The Museum Island, a UNESCO World Heritage Site since 1999, consists of five museums that are being renovated and redesigned on a long-term basis according to a master plan. The Altes Museum, the Neues Museum, the Alte Nationalgalerie, the Bodemuseum and the Pergamonmuseum have now been given a new central entrance building, which will accommodate and better distribute the streams of visitors. Unlike the glass pyramid of the Louvre in Paris by architect I.M. Pei, a single, new, central entrance will not be created. Instead an additional service building that will provide space for the functions that were previously lacking and offer visitors not only sufficient cloakrooms, toilets, shop and café, but also the opportunity for temporary exhibitions and larger conferences.
“Eyes in the sky, feet in the mud”
For this rather unspectacular use, which has already been described in the press as the most expensive wardrobe in the world, David Chipperfield and his team have designed a housing that is both classic and ultra-modern, completing the heterogeneous ensemble of 200 years of Prussian architectural history with a kind of keystone.

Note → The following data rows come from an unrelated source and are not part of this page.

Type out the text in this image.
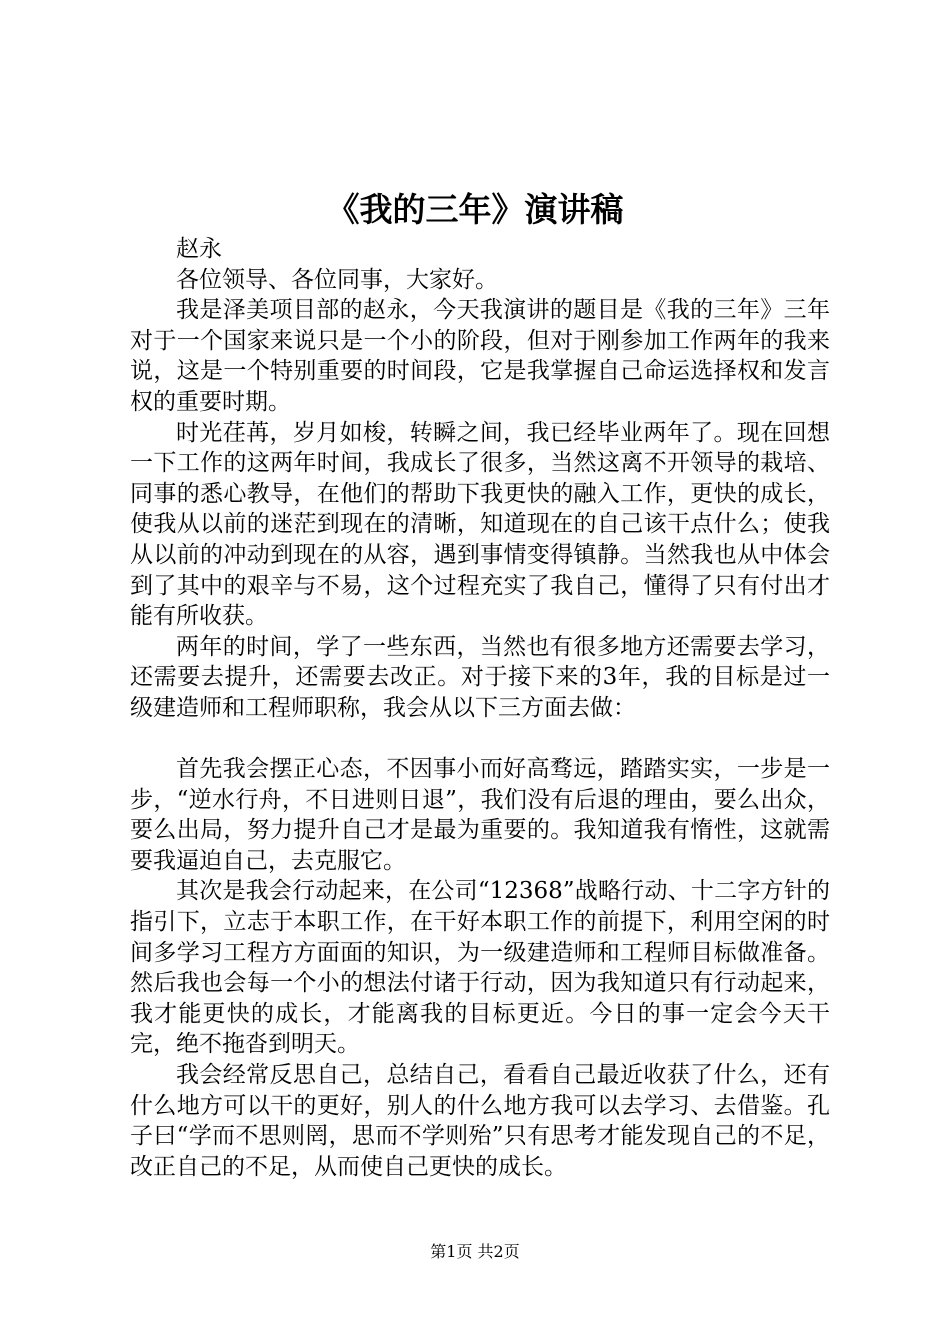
《我的三年》演讲稿

赵永

各位领导、各位同事，大家好。

我是泽美项目部的赵永，今天我演讲的题目是《我的三年》三年对于一个国家来说只是一个小的阶段，但对于刚参加工作两年的我来说，这是一个特别重要的时间段，它是我掌握自己命运选择权和发言权的重要时期。

时光荏苒，岁月如梭，转瞬之间，我已经毕业两年了。现在回想一下工作的这两年时间，我成长了很多，当然这离不开领导的栽培、同事的悉心教导，在他们的帮助下我更快的融入工作，更快的成长，使我从以前的迷茫到现在的清晰，知道现在的自己该干点什么；使我从以前的冲动到现在的从容，遇到事情变得镇静。当然我也从中体会到了其中的艰辛与不易，这个过程充实了我自己，懂得了只有付出才能有所收获。

两年的时间，学了一些东西，当然也有很多地方还需要去学习，还需要去提升，还需要去改正。对于接下来的3年，我的目标是过一级建造师和工程师职称，我会从以下三方面去做：

首先我会摆正心态，不因事小而好高骛远，踏踏实实，一步是一步，“逆水行舟，不日进则日退”，我们没有后退的理由，要么出众，要么出局，努力提升自己才是最为重要的。我知道我有惰性，这就需要我逼迫自己，去克服它。

其次是我会行动起来，在公司“12368”战略行动、十二字方针的指引下，立志于本职工作，在干好本职工作的前提下，利用空闲的时间多学习工程方方面面的知识，为一级建造师和工程师目标做准备。然后我也会每一个小的想法付诸于行动，因为我知道只有行动起来，我才能更快的成长，才能离我的目标更近。今日的事一定会今天干完，绝不拖沓到明天。

我会经常反思自己，总结自己，看看自己最近收获了什么，还有什么地方可以干的更好，别人的什么地方我可以去学习、去借鉴。孔子曰“学而不思则罔，思而不学则殆”只有思考才能发现自己的不足，改正自己的不足，从而使自己更快的成长。

第1页 共2页
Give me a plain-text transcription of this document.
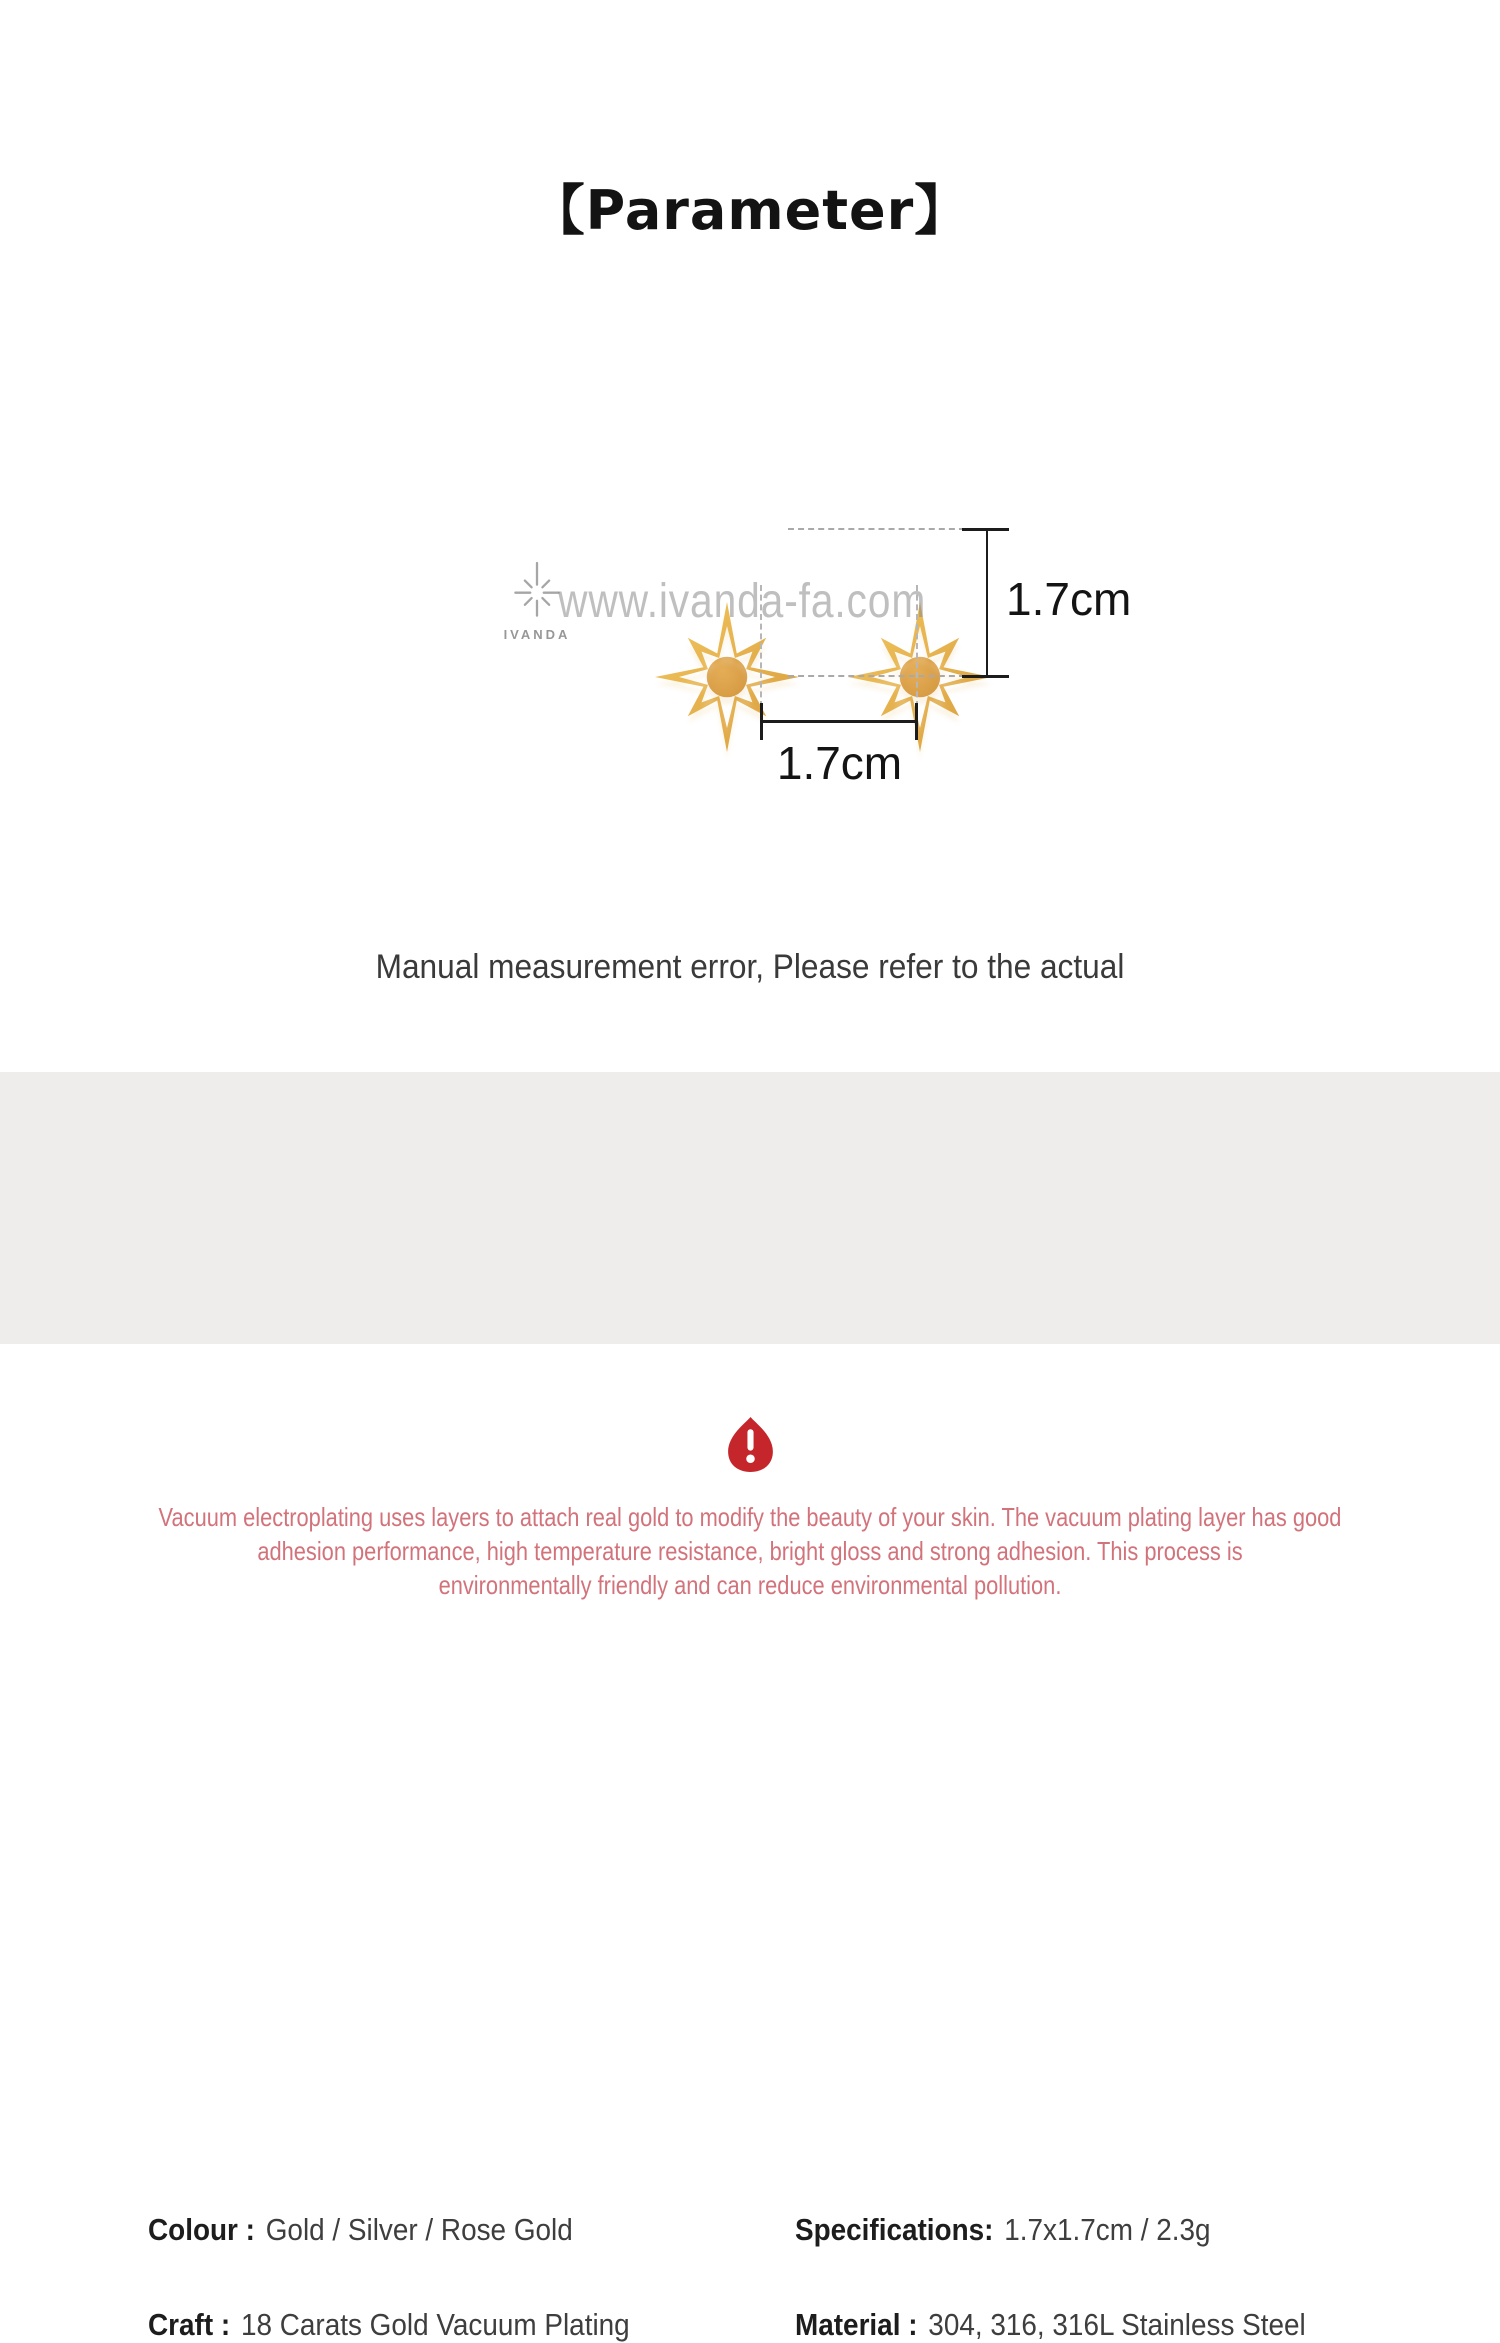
【Parameter】
IVANDA
www.ivanda-fa.com 1.7cm
1.7cm

Manual measurement error, Please refer to the actual

Colour : Gold / Silver / Rose Gold	Specifications: 1.7x1.7cm / 2.3g
Craft : 18 Carats Gold Vacuum Plating	Material : 304, 316, 316L Stainless Steel
Vacuum electroplating uses layers to attach real gold to modify the beauty of your skin. The vacuum plating layer has good
adhesion performance, high temperature resistance, bright gloss and strong adhesion. This process is
environmentally friendly and can reduce environmental pollution.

The path was not easy, many competition procedures, various expertise and financing problems had to be overcome. Furthermore, the particularly treacherous sandy soil of Berlin caused foundation problems which delayed completion by seven years and resulted in a doubling of costs.
That is now forgotten. Now you are out of the mud and floating in the sky.
With rows of colonnades and a large open staircase facing south towards the Lustgarten, Chipperfield creates a radical urban redevelopment of the entire complex and an “invitation to the city society”, as the architects call it. In addition to the generous and almost perfect organisation of visitor flows, the furnishing of a beautiful wood-panelled bookshop, a contemporary changing exhibition area and an elegant auditorium, the building is especially celebrated for the publicly accessible city balcony that is open even after the museums have closed.
Equipped with a café/restaurant with a view of the course of the Kupfergraben where the Federal Chancellor lives, it has already become one of the most popular meeting places for tourists, museum visitors and the culture-conscious Berliner.